Fields I have collaborated with now or in the recent past:
Oncology, internal medicine, thoracic surgery, genetics, molecular biology, marine ecology, computer science, computer engineering, nursing, public health, neuroscience, cognitive science, counseling, education, infectious disease, biostatistics, sociology, bioinformatics, exercise science, user-centered design/human factors.

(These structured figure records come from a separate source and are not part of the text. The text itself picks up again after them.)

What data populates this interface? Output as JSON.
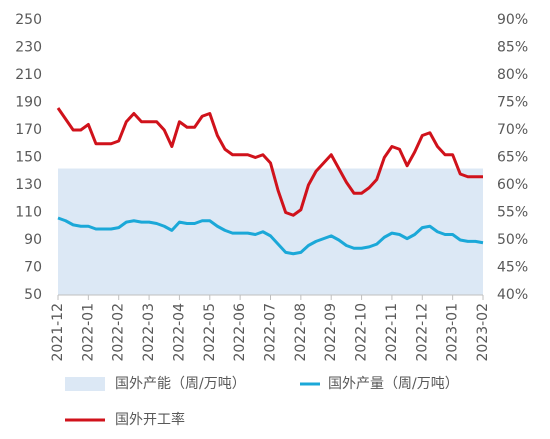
{
  "chart_data": {
    "type": "line",
    "categories": [
      "2021-12",
      null,
      null,
      null,
      "2022-01",
      null,
      null,
      null,
      "2022-02",
      null,
      null,
      null,
      "2022-03",
      null,
      null,
      null,
      "2022-04",
      null,
      null,
      null,
      "2022-05",
      null,
      null,
      null,
      "2022-06",
      null,
      null,
      null,
      "2022-07",
      null,
      null,
      null,
      "2022-08",
      null,
      null,
      null,
      "2022-09",
      null,
      null,
      null,
      "2022-10",
      null,
      null,
      null,
      "2022-11",
      null,
      null,
      null,
      "2022-12",
      null,
      null,
      null,
      "2023-01",
      null,
      null,
      null,
      "2023-02"
    ],
    "series": [
      {
        "name": "国外产能（周/万吨）",
        "type": "area",
        "color": "#dce8f5",
        "values": [
          142,
          142,
          142,
          142,
          142,
          142,
          142,
          142,
          142,
          142,
          142,
          142,
          142,
          142,
          142,
          142,
          142,
          142,
          142,
          142,
          142,
          142,
          142,
          142,
          142,
          142,
          142,
          142,
          142,
          142,
          142,
          142,
          142,
          142,
          142,
          142,
          142,
          142,
          142,
          142,
          142,
          142,
          142,
          142,
          142,
          142,
          142,
          142,
          142,
          142,
          142,
          142,
          142,
          142,
          142,
          142,
          142
        ]
      },
      {
        "name": "国外产量（周/万吨）",
        "type": "line",
        "color": "#1ba8d8",
        "values": [
          106,
          104,
          101,
          100,
          100,
          98,
          98,
          98,
          99,
          103,
          104,
          103,
          103,
          102,
          100,
          97,
          103,
          102,
          102,
          104,
          104,
          100,
          97,
          95,
          95,
          95,
          94,
          96,
          93,
          87,
          81,
          80,
          81,
          86,
          89,
          91,
          93,
          90,
          86,
          84,
          84,
          85,
          87,
          92,
          95,
          94,
          91,
          94,
          99,
          100,
          96,
          94,
          94,
          90,
          89,
          89,
          88
        ]
      },
      {
        "name": "国外开工率",
        "type": "line",
        "color": "#d0121b",
        "axis": "y2",
        "values": [
          74,
          72,
          70,
          70,
          71,
          67.5,
          67.5,
          67.5,
          68,
          71.5,
          73,
          71.5,
          71.5,
          71.5,
          70,
          67,
          71.5,
          70.5,
          70.5,
          72.5,
          73,
          69,
          66.5,
          65.5,
          65.5,
          65.5,
          65,
          65.5,
          64,
          59,
          55,
          54.5,
          55.5,
          60,
          62.5,
          64,
          65.5,
          63,
          60.5,
          58.5,
          58.5,
          59.5,
          61,
          65,
          67,
          66.5,
          63.5,
          66,
          69,
          69.5,
          67,
          65.5,
          65.5,
          62,
          61.5,
          61.5,
          61.5
        ]
      }
    ],
    "ylim": [
      50,
      250
    ],
    "yticks": [
      50,
      70,
      90,
      110,
      130,
      150,
      170,
      190,
      210,
      230,
      250
    ],
    "y2lim": [
      40,
      90
    ],
    "y2ticks": [
      {
        "value": 40,
        "label": "40%"
      },
      {
        "value": 45,
        "label": "45%"
      },
      {
        "value": 50,
        "label": "50%"
      },
      {
        "value": 55,
        "label": "55%"
      },
      {
        "value": 60,
        "label": "60%"
      },
      {
        "value": 65,
        "label": "65%"
      },
      {
        "value": 70,
        "label": "70%"
      },
      {
        "value": 75,
        "label": "75%"
      },
      {
        "value": 80,
        "label": "80%"
      },
      {
        "value": 85,
        "label": "85%"
      },
      {
        "value": 90,
        "label": "90%"
      }
    ]
  }
}
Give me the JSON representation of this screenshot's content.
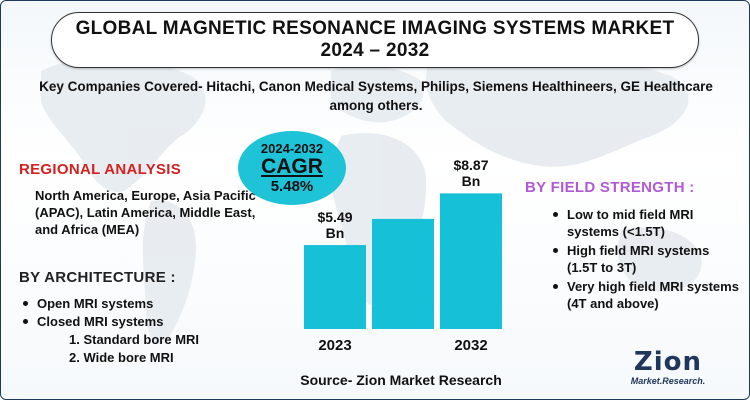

In the one sense, this is awesome. Quite literally, yesterday I was on a Zoom call with NIH and a computational neuroscientist discussing an upcoming grant application where we will be attempting to translate new mathematical models of memory into a novel exposure therapy protocol we think has the potential to vastly improve efficacy. After the call I emailed with a collaborator who exclusively studies marine ecology but given they are routinely 10+ years ahead of anything we do to study activity patterns, is working with me to develop a new digital health transdiagnostic assessment method. He sends me an article on bird flight patterns that I promptly scan because yes - it turns out that understanding things like bird migration and how sonar affects whale movement patterns is relevant to my job as a clinical psychologist and I desperately wish I knew more about it. I then put on my therapist hat and called a couple patients to get back on my schedule and did some brief supportive therapy/problem-solving by phone. This is not an atypical day for me, by any stretch of the imagination. The downside is that it can be utterly exhausting because keeping up on all these things is impossible. I could work 16 hour days, 7 days/week and still feel like I'm falling further and further behind. So it has pros and cons
In retrospect, I should probably have been a bit more focused from the get-go and then branched out more carefully, but that ship has sailed at this point.
edit: I forgot physics, radiology and philosophy!